I don't see a single male character of any real depth or substance. The black guy at the ghetto mama's house is closest, but he's living in a matriarchy. The only man in the thing I'd like to hang out with is dead.
Well, male characters on TV is a whole discussion on its own, especially in anything with humour.
Like I said, I gave up on Weeds earlier than I gave up on The Office but I didn't find one had particulary more emotional depth than the other, just different ways of presenting the characters.

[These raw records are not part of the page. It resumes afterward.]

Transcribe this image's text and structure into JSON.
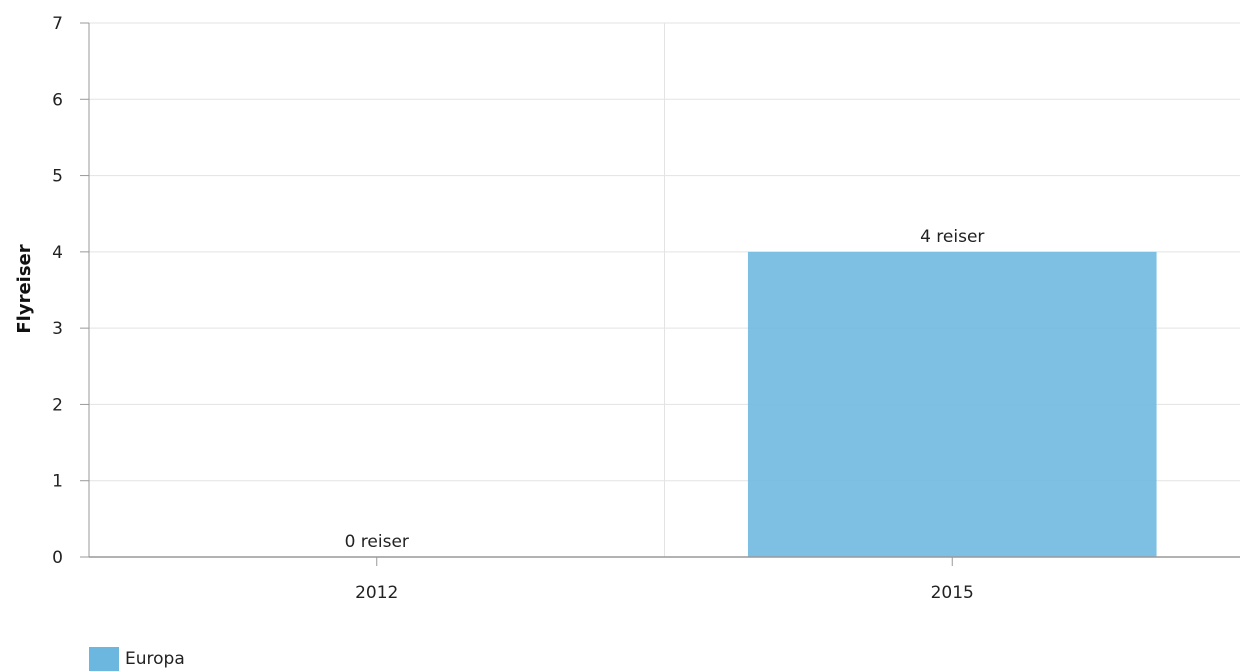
{
  "chart_data": {
    "type": "bar",
    "categories": [
      "2012",
      "2015"
    ],
    "series": [
      {
        "name": "Europa",
        "values": [
          0,
          4
        ],
        "color": "#6bb7e0"
      }
    ],
    "data_labels": [
      "0 reiser",
      "4 reiser"
    ],
    "ylabel": "Flyreiser",
    "ylim": [
      0,
      7
    ],
    "yticks": [
      "0",
      "1",
      "2",
      "3",
      "4",
      "5",
      "6",
      "7"
    ],
    "grid": true,
    "legend_position": "bottom-left"
  }
}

And why did the black guy live in the ghetto? Why didn't he have the Range Rover if he was the wholesaler? I doubt the show was trying to make any kind of statement, I'm pretty sure this is just Hollywood not being very connected, we see it all the time, characters on TV and in the movies have no sense of money at all. But that is one thing that does seperate shows like The Wire and The Sopranos and Breaking Bad from the rest of the pack.
I'm not so sure of that, actually. Sometimes I get the impression that a lot of dealers live more like those folks than like Scarface.
You think that mama is going to move on up like the Jeffersons? Leave her church choir?
There's an interesting chapter in "Freakonomics" called, if I recall it right, "If Dope Dealers Make So Much Money, Why Do They Live With Their Parents?"
(BTW, in his shoes, I'd drive the ghettomobile instead of the Rover, too. Not get jacked up for "driving while uppity" a couple of times a day)
But one thing I think is interested, and hard to deny for both shows, is the way they move crime into the burbs. Like maybe it's not something fenced off, but something whose capacity reaches across a lot of our perceived barriers and categories.
well, crime, at least drug crimes, goes where the money is. But drugs are a kind of pyramid scam, or a real 1% industry, not many people rise up the ranks - especially in one generation. Tony Soprano inherited a lot of his business from his father, afterall. Its pretty much run like Amway - a lot of people join up hoping to make a lot of money but very few do. And very, very few for any length of time. Oh sure, your local dealer if he isn't too ambitious and is happy with his customer base can stay in business for quite a while.
There should be more shows with this stuff on TV ;).
I'm working on it.
But do those fools listen to me? Or even give me a meeting?